First Sunday of Lent: Mark 1:12–15 Jesus prays in the desert for forty days and allows himself to be tempted. Jesus doesn’t ask us to carry any cross he doesn’t also carry. That’s our first week’s discipline—to fast from asking others to do what we do not do ourselves. Do we ask perfection from our religious or political leaders even though we’re imperfect? Do we demand courtesy from our children even though we’re not polite to them? Do we expect forgiveness even though we don’t forgive others?
Second Sunday of Lent: Mark 9:2–10 Peter finds the Transfiguration so awesome he wants to hold on to the experience forever. I, too, want to hold on to the good, even if it means forsaking the greater good that comes from letting go, but sometimes we must lose to gain. We give up the security of the womb to be born into the world, the comfort of the breast to eat bread and strawberries, the independence of single life for companionship, our contented twosomeness to raise a child.
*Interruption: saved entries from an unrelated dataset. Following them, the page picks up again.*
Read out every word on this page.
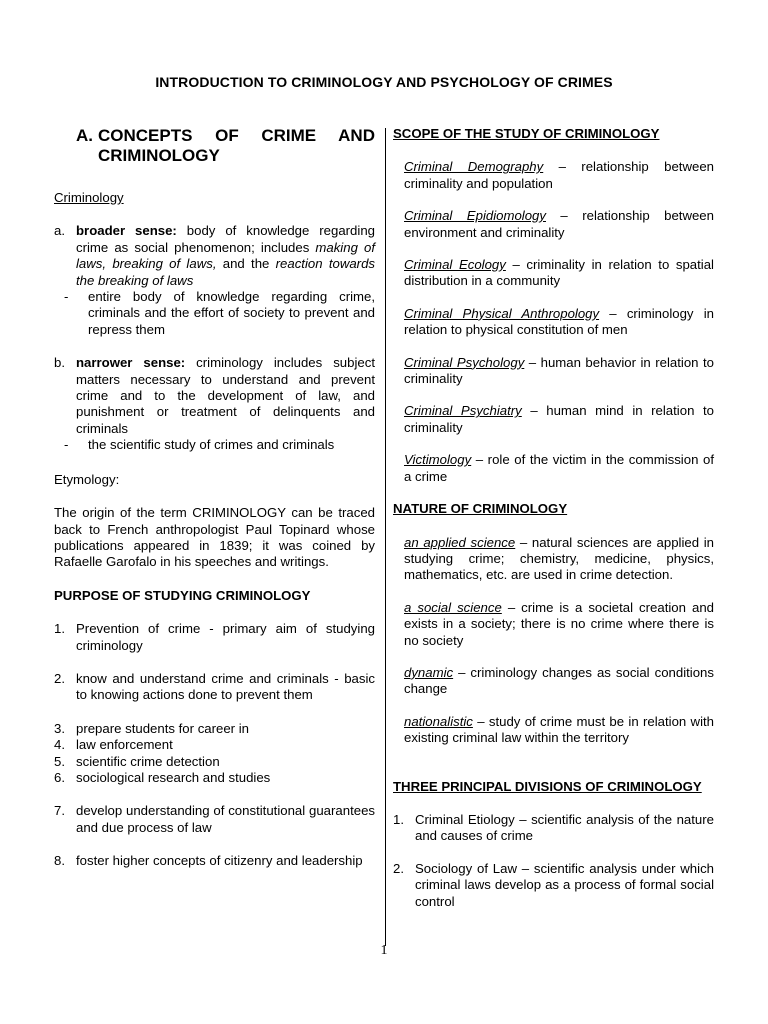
INTRODUCTION TO CRIMINOLOGY AND PSYCHOLOGY OF CRIMES
A. CONCEPTS OF CRIME AND CRIMINOLOGY
Criminology
a. broader sense: body of knowledge regarding crime as social phenomenon; includes making of laws, breaking of laws, and the reaction towards the breaking of laws
-	entire body of knowledge regarding crime, criminals and the effort of society to prevent and repress them
b. narrower sense: criminology includes subject matters necessary to understand and prevent crime and to the development of law, and punishment or treatment of delinquents and criminals
-	the scientific study of crimes and criminals
Etymology:
The origin of the term CRIMINOLOGY can be traced back to French anthropologist Paul Topinard whose publications appeared in 1839; it was coined by Rafaelle Garofalo in his speeches and writings.
PURPOSE OF STUDYING CRIMINOLOGY
1. Prevention of crime - primary aim of studying criminology
2. know and understand crime and criminals - basic to knowing actions done to prevent them
3. prepare students for career in
4. law enforcement
5. scientific crime detection
6. sociological research and studies
7. develop understanding of constitutional guarantees and due process of law
8. foster higher concepts of citizenry and leadership
SCOPE OF THE STUDY OF CRIMINOLOGY
Criminal Demography – relationship between criminality and population
Criminal Epidiomology – relationship between environment and criminality
Criminal Ecology – criminality in relation to spatial distribution in a community
Criminal Physical Anthropology – criminology in relation to physical constitution of men
Criminal Psychology – human behavior in relation to criminality
Criminal Psychiatry – human mind in relation to criminality
Victimology – role of the victim in the commission of a crime
NATURE OF CRIMINOLOGY
an applied science – natural sciences are applied in studying crime; chemistry, medicine, physics, mathematics, etc. are used in crime detection.
a social science – crime is a societal creation and exists in a society; there is no crime where there is no society
dynamic – criminology changes as social conditions change
nationalistic – study of crime must be in relation with existing criminal law within the territory
THREE PRINCIPAL DIVISIONS OF CRIMINOLOGY
1. Criminal Etiology – scientific analysis of the nature and causes of crime
2. Sociology of Law – scientific analysis under which criminal laws develop as a process of formal social control
1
Ultimately we die to this life to live again. This week, let’s fast from clutching, trusting that waiting for us is a joy we cannot imagine.
Third Sunday of Lent: John 2:13–25 Jesus drives out those who make the temple into a marketplace. The temple is a holy place dedicated to worship of the one true God, not for the false god of mammon. Many gods vie for first place in our lives: obvious idols like addiction, unconscionable pleasure-seeking, shopping until we drop. Our false gods might even be good things: home, family, health, work, political involvement, even parish community. This week, let’s examine our attachments and pray for the courage to fast from false gods.
Fourth Sunday of Lent: John 3:14–21 The people prefer darkness to the light of God’s love. This is God’s lament. It’s the lament of anyone who loves someone bent on self-destruction. Amidst so much good, so much beauty, and so much potential, some wallow in darkness. We don’t have to. This passage says God so loved the world. This week, let’s fast from negativity and cynicism and abandon ourselves to living as though we believe God’s love for the world is real and enough.
Fifth Sunday of Lent: John 12:20–33 A grain of wheat that falls from the plant and dies produces much fruit. We lose what we clutch and gain what we let go of. Don’t we see evidence of this in our everyday lives? That when we hold our children too close, we lose them? That when we worry too much about our future, we lose our present? This week, let’s notice what we’re afraid to lose, and then let it go, believing the truth of letting go and gaining all.
It will be much easier to be faithful to a new discipline if we do it together. Let me know how your Lent is going, and let’s remember one another in prayer.